A moderare l’incontro sarà Marisa Meli (Dipartimento di Giurisprudenza – TeSA).
L’evento sarà introdotto dai saluti istituzionali di Lina Scalisi (Prorettrice Unict – TeSA), Margherita Ferrante (Delegata del Rettore alla terza missione per area biomedica – TeSA) e Stefania Rimini (Direttrice Disum – TeSA).
L’Italia gode di un servizio sanitario universale e gratuito all’avanguardia nel mondo per qualità e durata della vita media.
Nel 1978, a valle di un decennio cruciale della nostra storia, segnato da conflitti laceranti ma anche da conquiste sociali e dalla nascita delle Regioni ordinarie, la realizzazione del Servizio Sanitario Nazionale ha avuto effetti importanti sul confronto politico, sugli assetti istituzionali e sul dibattito scientifico, stimolando riforme e approcci innovativi per dare risposta a nuove domande, come la sofferenza psichiatrica, la salute delle donne e molte altre.
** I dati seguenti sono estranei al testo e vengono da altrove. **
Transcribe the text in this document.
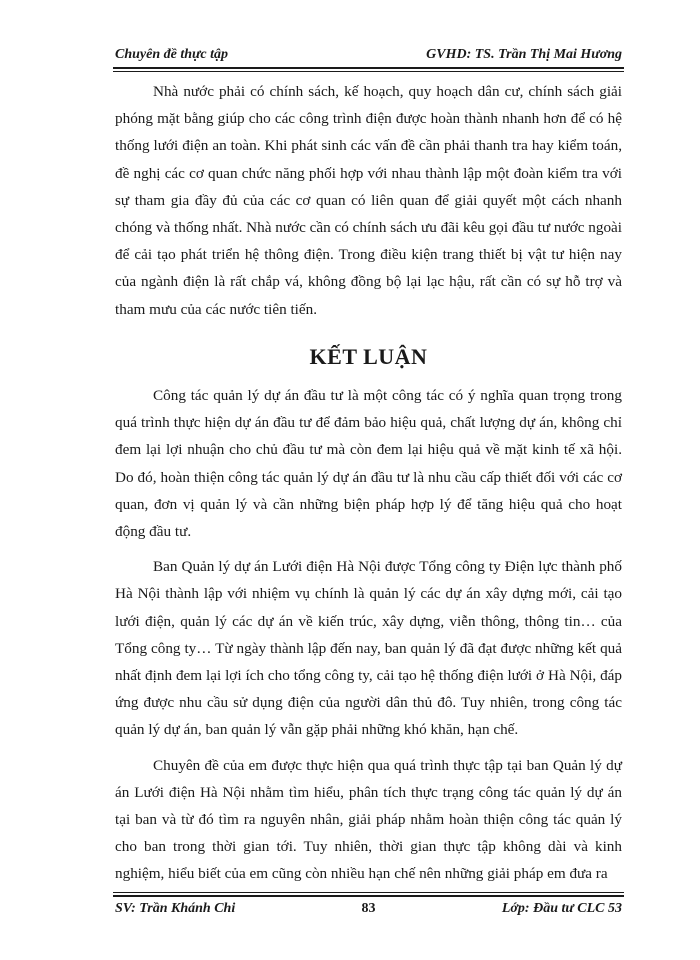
Chuyên đề thực tập	GVHD: TS. Trần Thị Mai Hương

Nhà nước phải có chính sách, kế hoạch, quy hoạch dân cư, chính sách giải phóng mặt bằng giúp cho các công trình điện được hoàn thành nhanh hơn để có hệ thống lưới điện an toàn. Khi phát sinh các vấn đề cần phải thanh tra hay kiểm toán, đề nghị các cơ quan chức năng phối hợp với nhau thành lập một đoàn kiểm tra với sự tham gia đầy đủ của các cơ quan có liên quan để giải quyết một cách nhanh chóng và thống nhất. Nhà nước cần có chính sách ưu đãi kêu gọi đầu tư nước ngoài để cải tạo phát triển hệ thông điện. Trong điều kiện trang thiết bị vật tư hiện nay của ngành điện là rất chắp vá, không đồng bộ lại lạc hậu, rất cần có sự hỗ trợ và tham mưu của các nước tiên tiến.

KẾT LUẬN

Công tác quản lý dự án đầu tư là một công tác có ý nghĩa quan trọng trong quá trình thực hiện dự án đầu tư để đảm bảo hiệu quả, chất lượng dự án, không chỉ đem lại lợi nhuận cho chủ đầu tư mà còn đem lại hiệu quả về mặt kinh tế xã hội. Do đó, hoàn thiện công tác quản lý dự án đầu tư là nhu cầu cấp thiết đối với các cơ quan, đơn vị quản lý và cần những biện pháp hợp lý để tăng hiệu quả cho hoạt động đầu tư.

Ban Quản lý dự án Lưới điện Hà Nội được Tổng công ty Điện lực thành phố Hà Nội thành lập với nhiệm vụ chính là quản lý các dự án xây dựng mới, cải tạo lưới điện, quản lý các dự án về kiến trúc, xây dựng, viễn thông, thông tin… của Tổng công ty… Từ ngày thành lập đến nay, ban quản lý đã đạt được những kết quả nhất định đem lại lợi ích cho tổng công ty, cải tạo hệ thống điện lưới ở Hà Nội, đáp ứng được nhu cầu sử dụng điện của người dân thủ đô. Tuy nhiên, trong công tác quản lý dự án, ban quản lý vẫn gặp phải những khó khăn, hạn chế.

Chuyên đề của em được thực hiện qua quá trình thực tập tại ban Quản lý dự án Lưới điện Hà Nội nhằm tìm hiểu, phân tích thực trạng công tác quản lý dự án tại ban và từ đó tìm ra nguyên nhân, giải pháp nhằm hoàn thiện công tác quản lý cho ban trong thời gian tới. Tuy nhiên, thời gian thực tập không dài và kinh nghiệm, hiểu biết của em cũng còn nhiều hạn chế nên những giải pháp em đưa ra

SV: Trần Khánh Chi	83	Lớp: Đầu tư CLC 53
La visione dei servizi pubblici, del modello di cura, delle relazioni tra medico e paziente comincia a mutare negli anni Ottanta, secondo un orientamento internazionale che ha messo in discussione l’universalismo del diritto alla salute, favorendo logiche di mercato e privatizzazioni.
Ogni riforma del sistema sanitario produce effetti ampi che, dopo la pandemia di Covid-19, sono stati sempre più evidenti, con l’accentuarsi delle diseguaglianze sociali ma anche delle disparità territoriali non solo tra regione e regione ma anche tra grandi città e piccoli centri, tra pianura e montagna, tra aree costiere e aree interne.